While the 2008 revision of the World Health Organization Classification of Tumors of the Hematopoietic and Lymphoid Tissues does not contain major changes from the 2001 edition, it may answer questions clinicians still have, said Nancy Lee Harris, MD, Professor of Pathology at Massachusetts General Hospital, speaking in a presentation at the International Conference on Malignant Lymphoma.
“The revision might explain some odd things clinicians have been seeing but haven't understood before, like Epstein-Barr virus-positive diffuse large B-cell lymphomas in the elderly.”
These can be difficult for a pathologist, she said, because they may look like infectious mononucleosis and tend to be extra-nodal.
“Patients are very sick but actually respond very well to CHOP-R chemotherapy. As a clinician you still want to know what you are treating—even if the treatment is the same, your expectations for outcome will be different.”
The 2008 classification is a revision of the 2001 edition, which in turn was based on the principles of the Revised European-American Classification of Lymphoid Neoplasms (REAL), published in 1994 by the International Lymphoma Study Group.
“That was a list of ‘real’ disease entities defined by a combination of morphology, immunophenotype, genetic features, and clinical features,” she said. “The relative importance of each of these features varies among diseases, and there is no one ‘gold standard.’”
The process of revising for the fourth edition in 2008 began in 2006, she said, and involved more than 75 international hematopathologists and a similar number of recognized experts in hematology and oncology.

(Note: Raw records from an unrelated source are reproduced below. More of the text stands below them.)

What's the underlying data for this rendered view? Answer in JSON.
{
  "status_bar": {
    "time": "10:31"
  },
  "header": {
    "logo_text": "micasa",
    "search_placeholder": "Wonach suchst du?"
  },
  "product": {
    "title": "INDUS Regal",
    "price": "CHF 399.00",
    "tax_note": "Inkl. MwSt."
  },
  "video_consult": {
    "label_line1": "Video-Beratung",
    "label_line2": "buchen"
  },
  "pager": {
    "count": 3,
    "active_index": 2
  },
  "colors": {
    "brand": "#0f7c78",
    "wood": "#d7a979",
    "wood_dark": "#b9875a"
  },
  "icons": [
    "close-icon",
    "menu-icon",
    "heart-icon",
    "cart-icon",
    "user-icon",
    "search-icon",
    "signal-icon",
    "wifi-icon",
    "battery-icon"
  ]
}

In an interview, Dr. Harris called the 2008 changes incremental, incorporating data from research in the previous seven years. This makes the classification more practical, she said, and some of the entities are better defined—for example, the gray zone between mediastinal large B-cell lymphoma and classical Hodgkin lymphomas is addressed.
And while various subcategories of diffuse large B-cell lymphoma are all treated the same, they actually have slightly different clinical presentations so that clinicians may recognize them when they see patients, she said. “This might change diagnosis and risk stratification and what they tell their patients.”
Dr. Harris was candid when comparing the responses of clinicians to the new classification with less enthusiastic responses from some pathologists.
“Clinicians seem almost more receptive than pathologists because this classification explains the complexity of their patients, and they recognize these diseases. It is not a problem recognizing a lot of diseases if they all mean something to you.
“But pathologists in the community are having a problem with [the revision] because they only see 10 or 20 lymphomas a year, and if each one is different and they have to do this mega-workup with immunostaining and molecular studies, it's daunting.”
This has the unfortunate tendency of making pathologists a bit discouraged about lymphoma, she said.
“They tend to send [lymphoma patients] for consultation, which may be good for standardization of diagnoses, but I have been impressed that clinicians are less resistant to the complexity [of lymphoma] than pathologists are.”